L'insolita galleria sarà aperta al pubblico prima di Natale: sarà inserita negli itinerari del Giubileo e riserverà particolari attenzioni alle scolaresche invitate a visitarlo. Il suo pregio sta nell'unire preziosi reperti e tecnologie dell'informatica e, posto com'è in una moderna palazzina tra i terreni di gioco del Centro tecnico, nell'offrire un quadro completo, teorico e pratico, del mondo del calcio dagli inizi ai giorni nostri. Grande cura è stata posta da Fini nell'allestire le vetrine illuminate, dove le maglie dei giocatori della nazionale fanno la parte del leone insieme ai cimeli di un passato glorioso, legati alle imprese degli azzurri con i loro stemmi, le loro storie di campioni e di uomini. E poi le coppe e le medaglie vinte, le antiche scarpette e i palloni di un cuoio duro, quasi ostile. Anche dalle maglie può venir fuori un pezzetto di storia, come per esempio da quella nera che la nazionale indossò nel 1938 durante il fascismo. Si giocava a Parigi contro la Francia per il campionato mondiale. Blu la divisa dei padroni di casa, azzurra la nostra: dovevamo mettere le maglie bianche, ma per ordine del Duce furono indossate casacche nere.

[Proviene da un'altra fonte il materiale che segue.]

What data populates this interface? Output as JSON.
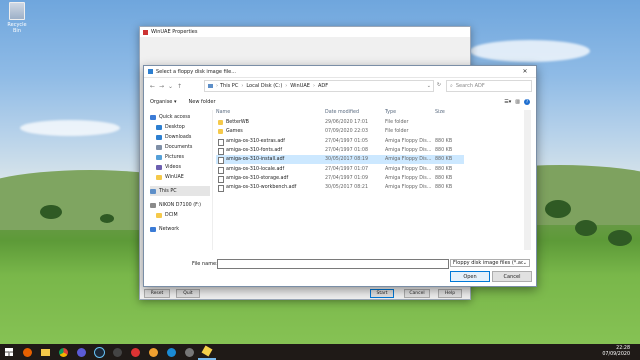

Notevole la rassegna dei manifesti dei campionati del mondo: vere e proprie opere d'arte, spesso firmate da geni della pittura come Mirò, che in un'immagine riuscivano a dare l'idea di un avvenimento planetario, di un gioco universale, di una passione popolare. Se la parte espositiva è affascinante, quella multimediale non è da meno. In ogni angolo del museo ci sono postazioni informatiche pronte a riversare, sui monitor e sui megaschermi della sala conferenze, una quantità impressionante di informazioni: 44 mila foto, più di 400 filmati che sono stati salvati e conservati in forma digitale. E accanto a ogni episodio, a ogni protagonista, a ogni impresa, ecco le notizie dell'epoca, dalle guerre alle scoperte scientifiche, fino alle mode musicali. Il museo di Coverciano non vuole essere solo una rassegna espositiva ma mira a diventare un punto di incontro per seminari, dibattiti, conferenze. Un museo che non si volge solo al passato ma che, come il gioco del calcio, guarda sempre avanti.